I love the Gratomic (GRAT.V) story. Vein Graphite in Namibia. And lots of it. I’ll be writing about GRAT shortly but this sort of press release infuriates me.
“Gratomic Discovers Possible Largest Graphite Vein Ever Recorded at its Aukam Project in Namibia”
This is fabulous news. Company making news.
And here, I think, is the first mention of it a quarter of the way down a results table:
Arno Brand and his people know better.
Sure, savvy investors will know what a vein 2.77 meters wide is and how significant it is for a mining project. But the rest of the world has no clue. They don’t read the drill results tables.
Above the table there needed to be a “quote” from Arno, “The vein we intersected is wider than I am tall. We have seen lots of veins on the property, but never anything this wide.”
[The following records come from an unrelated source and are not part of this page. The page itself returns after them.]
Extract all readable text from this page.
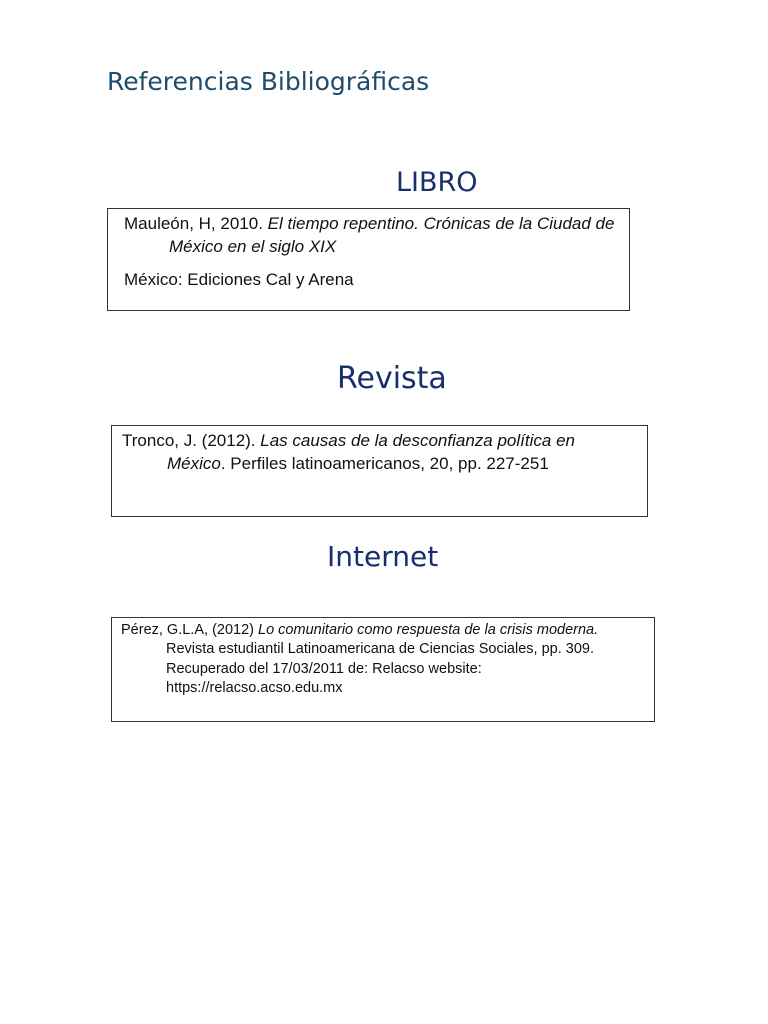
Referencias Bibliográficas
LIBRO
Mauleón, H, 2010. El tiempo repentino. Crónicas de la Ciudad de México en el siglo XIX
México: Ediciones Cal y Arena
Revista
Tronco, J. (2012). Las causas de la desconfianza política en México. Perfiles latinoamericanos, 20, pp. 227-251
Internet
Pérez, G.L.A, (2012) Lo comunitario como respuesta de la crisis moderna. Revista estudiantil Latinoamericana de Ciencias Sociales, pp. 309. Recuperado del 17/03/2011 de: Relacso website: https://relacso.acso.edu.mx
That is not promotional, it is factual and it makes what Gratomic is finding in Namibia come home to the non-specialist investor.
(And for the non-specialist investor: Lithium Ion batteries, used in electric vehicles and a host of other applications, are about 40-45% graphite. At the moment, most of the graphite used is a) synthetic (produced from petroleum coke in an environmentally obscene way), b) almost entirely produced in China. The crazy pop in lithium prices and the corresponding pop in junior lithium company share prices has not occurred in the graphite space.
Yet.
It almost certainly will.
[Disclaimer: This is not investment advice. I am not an investment professional. I am down about 30% at the moment. I will write about companies that I hold. I will disclose any holdings. Do your own due diligence. Do it hard. Call the CEO.
I currently own shares in $GRAT.V which I intend to hold but which I may sell at any time.]
The problem is they are losing credibility. How do I know this is the largest? And by how much? If it's as wide as Arno is tall, then I'm not sure that is something to be that proud of? But how do I know?